Two replies were posted, the first from Gary Rentschler who wrote: "Peter, I'm not sure that many have made the distinction between stress and anxiety. Thanks for making a thought-provoking point."

The second was from Kevin Eldridge:

"Peter, First of all, thank you for introducing me to Hans Selye. It ran a quick search and skimmed a bit of the information before responding. I feel that you bring up a very important distinction. I would agree that Stress and Anxiety are very different beasts. If I am understanding the little bit I read (and I do plan on reading more), in Dr. Selye's view, stuttering in itself would be the noxious stimuli that leads to stress. For many adults who stutter, one could assume that they are in the "exhaustion stage" of adaptation secondary to the long term presence of the noxious stimuli (the stuttering). Seyle talks about weakened immune system and biological damage being a result of this long term exposure to distress. I wonder if Seyle would look at it this way, and if he would expect PWS to have such damage at some level. I have practiced Mindfulness for a number of years now, and recommend my clients do the same... as a way to stay in the moment, and therefore decrease the effect of ANXIETY of future events, but Mindfulness work also reduces the effects of STRESS. I will have to think much more about this distinction. // On a personal note, as a PWS (who is also an SLP), I know that when I am stressed (not anxious) I am much more susceptible to speech disfluencies. This was even more noticeable earlier on in my "recover" process.// Thank you once again for introducing us to Hans Selye!"

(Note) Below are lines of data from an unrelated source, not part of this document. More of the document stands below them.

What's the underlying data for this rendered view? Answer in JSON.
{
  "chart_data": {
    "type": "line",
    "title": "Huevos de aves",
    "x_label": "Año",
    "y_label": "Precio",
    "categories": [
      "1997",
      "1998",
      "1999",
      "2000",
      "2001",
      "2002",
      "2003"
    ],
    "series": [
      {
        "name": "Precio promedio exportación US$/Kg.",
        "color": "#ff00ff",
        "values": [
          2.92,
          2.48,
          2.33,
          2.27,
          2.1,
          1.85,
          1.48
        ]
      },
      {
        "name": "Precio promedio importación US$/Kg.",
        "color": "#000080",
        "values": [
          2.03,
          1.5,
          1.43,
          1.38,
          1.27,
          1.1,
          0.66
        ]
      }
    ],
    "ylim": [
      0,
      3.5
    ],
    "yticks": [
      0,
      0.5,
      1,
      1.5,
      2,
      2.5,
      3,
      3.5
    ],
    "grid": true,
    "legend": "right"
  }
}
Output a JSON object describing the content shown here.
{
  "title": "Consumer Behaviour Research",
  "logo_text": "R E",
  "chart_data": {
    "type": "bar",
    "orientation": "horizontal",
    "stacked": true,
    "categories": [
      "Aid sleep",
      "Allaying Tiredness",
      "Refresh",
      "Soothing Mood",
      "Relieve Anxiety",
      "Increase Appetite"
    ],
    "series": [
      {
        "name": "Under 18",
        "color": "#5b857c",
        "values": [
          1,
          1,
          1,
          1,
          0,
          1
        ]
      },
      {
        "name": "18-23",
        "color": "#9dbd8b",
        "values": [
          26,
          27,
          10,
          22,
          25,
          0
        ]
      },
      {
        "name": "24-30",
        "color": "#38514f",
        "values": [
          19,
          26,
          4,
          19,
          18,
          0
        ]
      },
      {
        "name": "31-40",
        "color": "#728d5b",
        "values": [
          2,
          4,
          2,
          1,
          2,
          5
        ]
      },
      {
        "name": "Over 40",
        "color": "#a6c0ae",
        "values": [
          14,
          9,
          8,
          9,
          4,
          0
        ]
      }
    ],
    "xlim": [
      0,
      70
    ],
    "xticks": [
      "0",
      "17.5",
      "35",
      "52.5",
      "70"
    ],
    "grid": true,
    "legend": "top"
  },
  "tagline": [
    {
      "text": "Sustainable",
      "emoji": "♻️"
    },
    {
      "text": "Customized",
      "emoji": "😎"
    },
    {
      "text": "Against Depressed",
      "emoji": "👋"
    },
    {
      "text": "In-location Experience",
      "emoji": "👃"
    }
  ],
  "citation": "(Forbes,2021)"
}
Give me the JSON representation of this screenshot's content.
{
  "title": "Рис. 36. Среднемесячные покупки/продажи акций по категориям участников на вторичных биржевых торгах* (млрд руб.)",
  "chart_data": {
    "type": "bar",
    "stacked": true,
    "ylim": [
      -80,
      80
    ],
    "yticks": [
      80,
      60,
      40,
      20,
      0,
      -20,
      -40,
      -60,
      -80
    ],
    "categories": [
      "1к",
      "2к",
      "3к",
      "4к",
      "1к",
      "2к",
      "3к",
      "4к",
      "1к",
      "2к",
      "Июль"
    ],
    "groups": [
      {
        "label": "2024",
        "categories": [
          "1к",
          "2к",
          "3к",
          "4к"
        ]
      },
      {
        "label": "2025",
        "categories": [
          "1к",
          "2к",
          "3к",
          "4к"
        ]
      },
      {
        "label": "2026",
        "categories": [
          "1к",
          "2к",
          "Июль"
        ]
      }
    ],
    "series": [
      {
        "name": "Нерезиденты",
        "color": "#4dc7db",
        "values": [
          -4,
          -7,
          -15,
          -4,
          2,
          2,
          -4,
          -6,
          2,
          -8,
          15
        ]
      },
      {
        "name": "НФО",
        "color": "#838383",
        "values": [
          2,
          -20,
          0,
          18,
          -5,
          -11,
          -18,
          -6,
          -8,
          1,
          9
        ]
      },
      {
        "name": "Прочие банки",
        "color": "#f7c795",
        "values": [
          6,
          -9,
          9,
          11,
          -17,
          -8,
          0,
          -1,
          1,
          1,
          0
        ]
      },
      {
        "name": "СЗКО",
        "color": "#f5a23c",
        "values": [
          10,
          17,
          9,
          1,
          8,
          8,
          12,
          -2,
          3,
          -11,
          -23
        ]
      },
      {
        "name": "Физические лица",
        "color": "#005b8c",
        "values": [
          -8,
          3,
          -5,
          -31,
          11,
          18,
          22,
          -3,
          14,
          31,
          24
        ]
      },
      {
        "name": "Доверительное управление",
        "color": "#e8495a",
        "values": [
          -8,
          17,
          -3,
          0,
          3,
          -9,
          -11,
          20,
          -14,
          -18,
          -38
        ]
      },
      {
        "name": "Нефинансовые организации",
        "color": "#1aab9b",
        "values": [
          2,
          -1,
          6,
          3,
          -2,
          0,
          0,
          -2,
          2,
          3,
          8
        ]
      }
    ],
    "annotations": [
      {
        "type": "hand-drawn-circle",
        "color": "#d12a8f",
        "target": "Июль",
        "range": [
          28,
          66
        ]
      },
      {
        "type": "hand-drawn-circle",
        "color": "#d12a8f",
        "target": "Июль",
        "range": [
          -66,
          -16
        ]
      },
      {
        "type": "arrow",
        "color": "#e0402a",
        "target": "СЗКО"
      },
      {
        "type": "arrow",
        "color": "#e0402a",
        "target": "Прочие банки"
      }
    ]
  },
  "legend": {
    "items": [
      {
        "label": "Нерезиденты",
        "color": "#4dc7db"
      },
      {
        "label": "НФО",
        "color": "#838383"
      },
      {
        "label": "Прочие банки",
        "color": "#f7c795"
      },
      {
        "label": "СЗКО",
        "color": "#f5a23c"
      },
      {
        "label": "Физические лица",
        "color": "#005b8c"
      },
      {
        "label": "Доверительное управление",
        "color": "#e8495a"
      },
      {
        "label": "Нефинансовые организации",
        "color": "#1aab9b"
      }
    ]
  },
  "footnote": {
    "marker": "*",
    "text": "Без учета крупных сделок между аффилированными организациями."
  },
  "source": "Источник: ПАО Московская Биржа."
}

I rest my case. What do you think? If you stutter and if you have had speech therapy before, do you think that speech therapists generally have a good grasp of stress, how it impacts on stuttering, and stress management? Feel free to take part in the poll:


  1. I find stress to be a fascinating factor when referring to stuttering. It is amazing that a very small amount of stress can have a huge impact on our speech. Here is how I put this into action. Most stammerers are fluent when alone. If I have a conversation aloud while alone, I am completely fluent. The minute you add in any sort of listener, even an answering machine, the speech changes. Add in someone I am extremely relaxed and comfortable with, and it still is not like speaking while alone. Are there different parts of the brain being used when talking alone and when talking with a listener? Or is it sometimes an imperceivable amount of stress that completely changes the dynamics of our speaking?

  2. Hi Jesse - I would say that the amount of general stress as well as the amount of local vocal-cord tension certainly plays a role - we have a "stutter threshold" and when that is exceeded, the risk of stuttering is increased. But the correlation between stress and stuttering is not 100%. There are also other factors at work, for instance the learned, conditioned component of stuttering. Much of stuttering as well as stress is learned and conditioned. What happens is that the stresses and the stutterings of the past may have established themselves, so that stuttering may occur unexpectedly, eg. when triggered by current events, or even while feeling relaxed. Then also there is a difference between general body stress and localised vocal-cord tension. These two can influence one another but are not the same thing. For instance, we may feel relaxed (low general stress) but the local vocal-cord tension may be high so that we stutter more. Conversely, general stress may be high but local cord tension low, so that we are fluent while feeling stressed. There is also the distraction factor.